Я так и ахнула! «Ведь это же не питьевое!..» А он мне спокойно так: «Пусть это тебя не волнует… А ежели боишься, то я могу записку написать, чтобы в погибели моей никого не винили…».
Делать нечего. Я одеколончик из комода вытащила и на стол выставила. «Пей, — говорю, — парень, только прежде чем наливать, свечу из бензопилы выкрути и мне на всякий случай отдай».

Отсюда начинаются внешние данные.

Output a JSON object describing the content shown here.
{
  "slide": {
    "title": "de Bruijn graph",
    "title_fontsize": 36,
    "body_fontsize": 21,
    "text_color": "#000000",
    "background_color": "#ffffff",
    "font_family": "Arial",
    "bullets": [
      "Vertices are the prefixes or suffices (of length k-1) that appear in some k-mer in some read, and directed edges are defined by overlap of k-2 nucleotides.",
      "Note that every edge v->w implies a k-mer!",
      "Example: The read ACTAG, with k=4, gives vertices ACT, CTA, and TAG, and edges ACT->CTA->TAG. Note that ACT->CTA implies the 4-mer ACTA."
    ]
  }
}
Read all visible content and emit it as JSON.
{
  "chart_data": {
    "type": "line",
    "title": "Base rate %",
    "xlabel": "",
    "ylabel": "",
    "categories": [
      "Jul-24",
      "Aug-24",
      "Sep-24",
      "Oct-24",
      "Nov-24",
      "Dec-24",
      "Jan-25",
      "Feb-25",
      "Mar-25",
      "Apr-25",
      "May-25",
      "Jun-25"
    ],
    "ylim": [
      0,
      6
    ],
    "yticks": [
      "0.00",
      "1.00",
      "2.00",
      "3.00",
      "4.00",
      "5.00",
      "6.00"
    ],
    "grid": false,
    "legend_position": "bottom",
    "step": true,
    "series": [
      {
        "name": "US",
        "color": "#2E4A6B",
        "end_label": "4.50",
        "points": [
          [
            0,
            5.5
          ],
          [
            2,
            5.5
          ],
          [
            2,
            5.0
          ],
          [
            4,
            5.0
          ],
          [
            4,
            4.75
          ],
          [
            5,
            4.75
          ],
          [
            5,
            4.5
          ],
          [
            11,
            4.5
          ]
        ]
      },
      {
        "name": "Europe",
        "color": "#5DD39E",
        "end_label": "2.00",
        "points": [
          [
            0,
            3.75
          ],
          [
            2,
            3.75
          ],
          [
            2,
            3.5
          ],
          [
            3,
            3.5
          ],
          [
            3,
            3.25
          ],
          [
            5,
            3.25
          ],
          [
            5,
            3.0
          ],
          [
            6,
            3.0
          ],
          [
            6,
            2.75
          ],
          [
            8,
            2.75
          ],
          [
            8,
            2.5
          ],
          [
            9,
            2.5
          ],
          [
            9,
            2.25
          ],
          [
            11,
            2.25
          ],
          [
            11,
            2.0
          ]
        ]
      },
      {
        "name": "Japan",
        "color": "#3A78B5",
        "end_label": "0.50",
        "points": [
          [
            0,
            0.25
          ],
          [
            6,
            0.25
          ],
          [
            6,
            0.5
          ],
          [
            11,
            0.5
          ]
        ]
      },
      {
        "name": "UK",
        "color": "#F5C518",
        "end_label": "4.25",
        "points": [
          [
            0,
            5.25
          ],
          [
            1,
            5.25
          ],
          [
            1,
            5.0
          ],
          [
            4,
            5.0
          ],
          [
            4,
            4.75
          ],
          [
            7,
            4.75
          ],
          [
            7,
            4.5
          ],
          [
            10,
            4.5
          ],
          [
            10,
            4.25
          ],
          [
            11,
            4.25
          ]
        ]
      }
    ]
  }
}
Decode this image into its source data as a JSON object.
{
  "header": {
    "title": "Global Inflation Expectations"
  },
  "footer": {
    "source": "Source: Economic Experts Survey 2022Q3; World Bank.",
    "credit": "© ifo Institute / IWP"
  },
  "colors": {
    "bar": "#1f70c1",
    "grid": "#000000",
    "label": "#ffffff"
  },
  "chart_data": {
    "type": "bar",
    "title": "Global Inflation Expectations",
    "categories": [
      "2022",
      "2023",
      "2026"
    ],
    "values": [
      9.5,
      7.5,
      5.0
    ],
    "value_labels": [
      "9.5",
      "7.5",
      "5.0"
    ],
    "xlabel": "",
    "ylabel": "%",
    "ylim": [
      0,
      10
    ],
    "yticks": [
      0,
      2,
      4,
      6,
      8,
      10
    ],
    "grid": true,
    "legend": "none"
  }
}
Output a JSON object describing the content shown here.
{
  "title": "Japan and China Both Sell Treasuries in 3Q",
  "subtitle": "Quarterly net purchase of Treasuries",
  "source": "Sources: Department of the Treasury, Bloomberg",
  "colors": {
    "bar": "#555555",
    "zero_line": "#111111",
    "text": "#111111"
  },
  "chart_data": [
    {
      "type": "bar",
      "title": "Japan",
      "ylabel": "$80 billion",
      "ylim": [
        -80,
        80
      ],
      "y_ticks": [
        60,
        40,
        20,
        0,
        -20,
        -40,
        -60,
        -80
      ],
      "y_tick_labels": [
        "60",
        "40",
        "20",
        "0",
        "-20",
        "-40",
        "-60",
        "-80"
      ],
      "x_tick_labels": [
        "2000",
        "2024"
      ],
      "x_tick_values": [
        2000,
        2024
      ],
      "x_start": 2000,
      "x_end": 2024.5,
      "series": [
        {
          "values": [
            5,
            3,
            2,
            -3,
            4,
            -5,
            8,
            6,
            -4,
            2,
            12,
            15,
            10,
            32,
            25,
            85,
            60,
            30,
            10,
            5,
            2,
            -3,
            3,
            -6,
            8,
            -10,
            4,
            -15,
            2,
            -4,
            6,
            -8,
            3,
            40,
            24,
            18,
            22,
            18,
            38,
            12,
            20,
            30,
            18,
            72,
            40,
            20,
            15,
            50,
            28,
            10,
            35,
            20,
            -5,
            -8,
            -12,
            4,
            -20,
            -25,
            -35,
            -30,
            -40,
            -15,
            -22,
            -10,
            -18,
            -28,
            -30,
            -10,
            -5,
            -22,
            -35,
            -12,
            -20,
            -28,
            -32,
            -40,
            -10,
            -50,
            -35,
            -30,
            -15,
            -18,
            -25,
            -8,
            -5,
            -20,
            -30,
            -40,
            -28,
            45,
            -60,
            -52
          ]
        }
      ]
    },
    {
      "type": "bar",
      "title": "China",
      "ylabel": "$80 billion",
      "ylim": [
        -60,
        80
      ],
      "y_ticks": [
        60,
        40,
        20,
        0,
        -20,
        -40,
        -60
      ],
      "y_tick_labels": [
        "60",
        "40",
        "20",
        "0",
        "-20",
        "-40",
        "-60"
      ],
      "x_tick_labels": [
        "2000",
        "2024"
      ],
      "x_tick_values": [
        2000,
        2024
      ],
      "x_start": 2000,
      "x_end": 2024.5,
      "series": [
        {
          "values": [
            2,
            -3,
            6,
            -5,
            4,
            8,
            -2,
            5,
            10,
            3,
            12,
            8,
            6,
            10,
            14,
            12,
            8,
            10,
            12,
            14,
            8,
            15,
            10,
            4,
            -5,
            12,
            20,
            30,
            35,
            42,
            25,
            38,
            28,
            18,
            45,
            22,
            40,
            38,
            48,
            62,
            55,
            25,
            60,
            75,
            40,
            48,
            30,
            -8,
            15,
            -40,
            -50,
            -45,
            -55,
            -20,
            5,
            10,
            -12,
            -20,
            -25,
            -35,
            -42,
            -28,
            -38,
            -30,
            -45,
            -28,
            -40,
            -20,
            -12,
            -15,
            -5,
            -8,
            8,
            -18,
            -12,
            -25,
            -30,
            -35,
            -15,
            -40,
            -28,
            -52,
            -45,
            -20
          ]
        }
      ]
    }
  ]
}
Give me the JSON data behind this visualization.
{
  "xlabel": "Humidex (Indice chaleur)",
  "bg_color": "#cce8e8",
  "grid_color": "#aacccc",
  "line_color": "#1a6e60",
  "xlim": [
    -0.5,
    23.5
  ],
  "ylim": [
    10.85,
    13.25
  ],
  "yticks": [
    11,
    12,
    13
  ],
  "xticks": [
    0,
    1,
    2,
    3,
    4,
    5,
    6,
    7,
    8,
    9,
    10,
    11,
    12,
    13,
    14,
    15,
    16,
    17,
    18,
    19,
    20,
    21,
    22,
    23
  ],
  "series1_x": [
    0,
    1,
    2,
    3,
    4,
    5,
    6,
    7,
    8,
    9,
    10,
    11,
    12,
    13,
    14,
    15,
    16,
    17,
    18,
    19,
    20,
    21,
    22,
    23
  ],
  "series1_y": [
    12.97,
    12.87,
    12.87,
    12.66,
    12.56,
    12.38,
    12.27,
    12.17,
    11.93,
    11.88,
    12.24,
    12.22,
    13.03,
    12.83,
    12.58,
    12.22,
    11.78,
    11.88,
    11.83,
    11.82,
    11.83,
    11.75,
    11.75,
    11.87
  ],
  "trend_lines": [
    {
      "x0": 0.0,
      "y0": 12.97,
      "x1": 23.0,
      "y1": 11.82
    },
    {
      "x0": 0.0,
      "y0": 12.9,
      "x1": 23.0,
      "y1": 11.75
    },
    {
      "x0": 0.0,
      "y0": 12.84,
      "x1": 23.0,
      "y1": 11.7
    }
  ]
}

Он свечу вытащил и смотрит на меня словно провинившийся ребенок. Тут я поняла, что гость мой успокоился немного, спрашиваю: «Что тебя заставляет пить такую заразу?» Он нахмурился, отодвинул вонючее зелье, а зашептал, тихо так зашептал, как на исповеди: «У меня, — говорит, — дедушка был, Василий Степанович, хороший, чуткий человек, я любил его очень, потому что всю жизнь он во что-нибудь верил. Сначала, после церковноприходской школы, в бога верил, потом, когда женился, в любовь, а когда на гражданской войне побывал — людям стал верить… А я никому не верю, даже жене своей!» — «Почему, Петя?» — удивилась я, и мне вдвойне жальче его стало. Я поднялась с лавки, подошла к нему совсем близко и точно так же, как перед тобой, Феденька, поставила перед ним миску с отварной треской. «Кушай, — говорю, — горюшко мое, рыбку и не думай о том, что люди обманывают тебя. Они, по-моему, сами себя обманывают… А ты, Петенька, искренний и очень надежный человек, хотя и на мир однолико смотришь. У тебя, по-моему, все впереди…» И даже, Феденька, нисколечко не поморщилась, когда он одеколончика пригубил. А потом все про тебя рассказала. И про то, что ты, никого не спрашивая, в столицу уехал, и про то, что ты, так же как и Петька, перестал верить людям. Не так ли, горюшко мое? Об этом я подумала, когда ты написал, что тебе не игры, а правды охота. Я эти слова, Феденька, несколько раз перечитывала, так мне было приятно! Не зря, мальчик мой, мне приходилось ползать на четвереньках и разбивать в кровь колени, чтобы накормить тебя житным хлебушком. Я горжусь тобой, Федя, и очень скучаю… А Петьке Чумакову я так и сказала, что жду, мол, не дождусь своего внука, и еще сказала, чтобы Нюре он о тебе не болтал, иначе я его в дом пускать не буду. Ты напиши ей.